When Finch and Violet meet on the ledge of the bell tower at school, it’s unclear who saves whom. And when they pair up on a project to discover the “natural wonders” of their state, both Finch and Violet make more important discoveries: It’s only with Violet that Finch can be himself—a weird, funny, live-out-loud guy who’s not such a freak after all. And it’s only with Finch that Violet can forget to count away the days and start living them. But as Violet’s world grows, Finch’s begins to shrink.
This is an intense, gripping novel perfect for fans of Jay Asher, Rainbow Rowell, John Green, Gayle Forman, and Jenny Downham from a talented new voice in YA, Jennifer Niven.
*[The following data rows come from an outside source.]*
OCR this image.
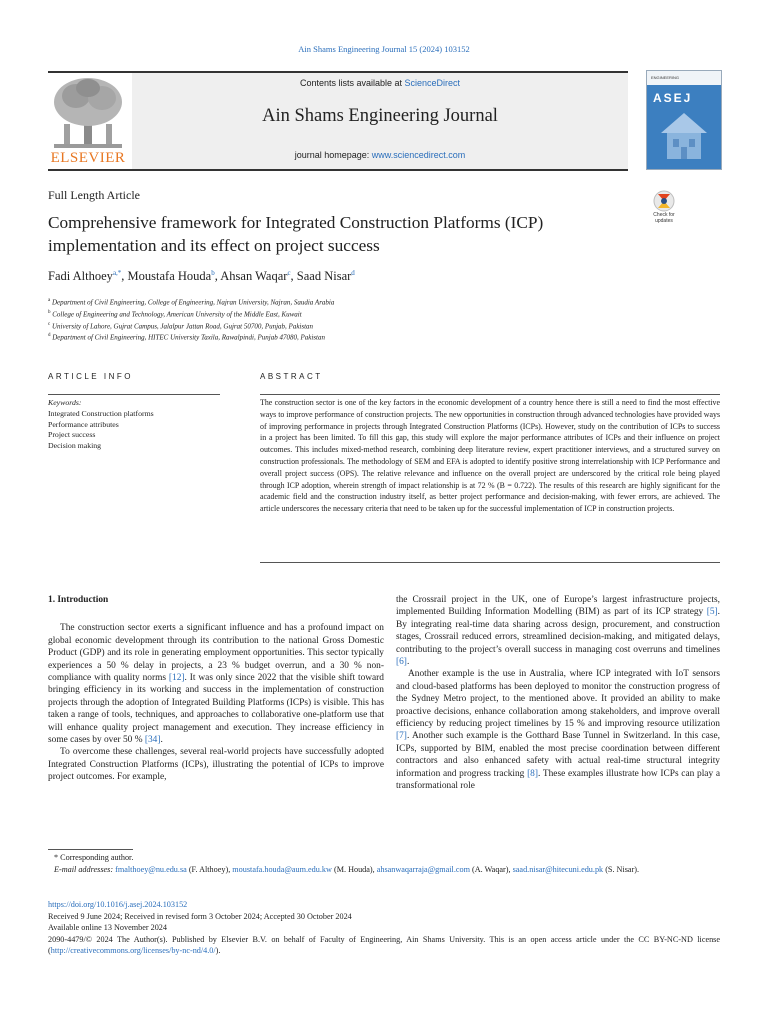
Ain Shams Engineering Journal 15 (2024) 103152
Contents lists available at ScienceDirect
Ain Shams Engineering Journal
journal homepage: www.sciencedirect.com
ELSEVIER
ENGINEERING
ASEJ
Full Length Article
Comprehensive framework for Integrated Construction Platforms (ICP) implementation and its effect on project success
Check for updates
Fadi Althoey$^{a,*}$, Moustafa Houda$^b$, Ahsan Waqar$^c$, Saad Nisar$^d$
$^a$ Department of Civil Engineering, College of Engineering, Najran University, Najran, Saudia Arabia
$^b$ College of Engineering and Technology, American University of the Middle East, Kuwait
$^c$ University of Lahore, Gujrat Campus, Jalalpur Jattan Road, Gujrat 50700, Punjab, Pakistan
$^d$ Department of Civil Engineering, HITEC University Taxila, Rawalpindi, Punjab 47080, Pakistan
ARTICLE INFO	ABSTRACT
Keywords:
Integrated Construction platforms
Performance attributes
Project success
Decision making
The construction sector is one of the key factors in the economic development of a country hence there is still a need to find the most effective ways to improve performance of construction projects. The new opportunities in construction through advanced technologies have provided ways of improving performance in projects through Integrated Construction Platforms (ICPs). However, study on the contribution of ICPs to success in a project has been limited. To fill this gap, this study will explore the major performance attributes of ICPs and their influence on project outcomes. This includes mixed-method research, combining deep literature review, expert practitioner interviews, and a structured survey on construction professionals. The methodology of SEM and EFA is adopted to identify positive strong interrelationship with ICP Performance and overall project success (OPS). The relative relevance and influence on the overall project are underscored by the critical role being played through ICP adoption, wherein strength of impact relationship is at 72 % (B = 0.722). The results of this research are highly significant for the academic field and the construction industry itself, as better project performance and decision-making, with fewer errors, are achieved. The article underscores the necessary criteria that need to be taken up for the successful implementation of ICP in construction projects.
1. Introduction

The construction sector exerts a significant influence and has a profound impact on global economic development through its contribution to the national Gross Domestic Product (GDP) and its role in generating employment opportunities. This sector typically experiences a 50 % delay in projects, a 23 % budget overrun, and a 30 % non-compliance with quality norms [12]. It was only since 2022 that the visible shift toward bringing efficiency in its working and success in the implementation of construction projects through the adoption of Integrated Building Platforms (ICPs) is visible. This has taken a range of tools, techniques, and approaches to collaborative one-platform use that will enhance quality project management and execution. They increase efficiency in some cases by over 50 % [34].

To overcome these challenges, several real-world projects have successfully adopted Integrated Construction Platforms (ICPs), illustrating the potential of ICPs to improve project outcomes. For example,

the Crossrail project in the UK, one of Europe’s largest infrastructure projects, implemented Building Information Modelling (BIM) as part of its ICP strategy [5]. By integrating real-time data sharing across design, procurement, and construction stages, Crossrail reduced errors, streamlined decision-making, and mitigated delays, contributing to the project’s overall success in managing cost overruns and timelines [6].

Another example is the use in Australia, where ICP integrated with IoT sensors and cloud-based platforms has been deployed to monitor the construction progress of the Sydney Metro project, to the mentioned above. It provided an ability to make proactive decisions, enhance collaboration among stakeholders, and improve overall efficiency by reducing project timelines by 15 % and improving resource utilization [7]. Another such example is the Gotthard Base Tunnel in Switzerland. In this case, ICPs, supported by BIM, enabled the most precise coordination between different contractors and also enhanced safety with actual real-time structural integrity information and progress tracking [8]. These examples illustrate how ICPs can play a transformational role

* Corresponding author.
E-mail addresses: fmalthoey@nu.edu.sa (F. Althoey), moustafa.houda@aum.edu.kw (M. Houda), ahsanwaqarraja@gmail.com (A. Waqar), saad.nisar@hitecuni.edu.pk (S. Nisar).
https://doi.org/10.1016/j.asej.2024.103152
Received 9 June 2024; Received in revised form 3 October 2024; Accepted 30 October 2024
Available online 13 November 2024
2090-4479/© 2024 The Author(s). Published by Elsevier B.V. on behalf of Faculty of Engineering, Ain Shams University. This is an open access article under the CC BY-NC-ND license (http://creativecommons.org/licenses/by-nc-nd/4.0/).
This is one of those books with such Deep and Feeling teens that I can’t help but roll my eyes at what they say but still feel it, you know?
That’s one thing that contributes to my #1 issue with the book: characterization. Don’t get me wrong, I did like the characters. But sometimes they felt a bit too much like characters rather than people that might actually exist. I don’t know anyone who acts as eccentric and quirky as this entire cast of characters, and I’m kind of glad for that, but it made me feel a distance from the story that was disappointing.
Besides the weird characterizations, I enjoyed the plot, themes, messages, and general writing style of the book. I love a good road trip and, though this book doesn’t really focus on one grand road trip, there are the Wanderings and the exploration of Indiana that Finch and Violet go on. This really made me want to find all the weird destinations in my state and travel to them.
The presence of mental health issues was dealt with in a good way. I didn’t realize this book was based off true events in the author’s life until I finished the book, but even without knowing that I could tell that Jennifer Niven was being careful to not depict mental disorders in a negative and stereotyped manner. Nothing really felt like it was being used for the sake of trying to have a “different” and “original”book.
Besides the weird writing of the characters, the overall writing style was easy to follow and entertaining with the POV changes. You know I love a good multiple POV book, and these two characters are so different from each other that it was really cool to change chapters and see things from a different perspective.
I had been aware of this book but never really knew what it would be about. I’m so glad I finally picked it up because it gave me a view on suicide, grief, and mental health that I hadn’t given much thought toward. I would definitely recommend reading this!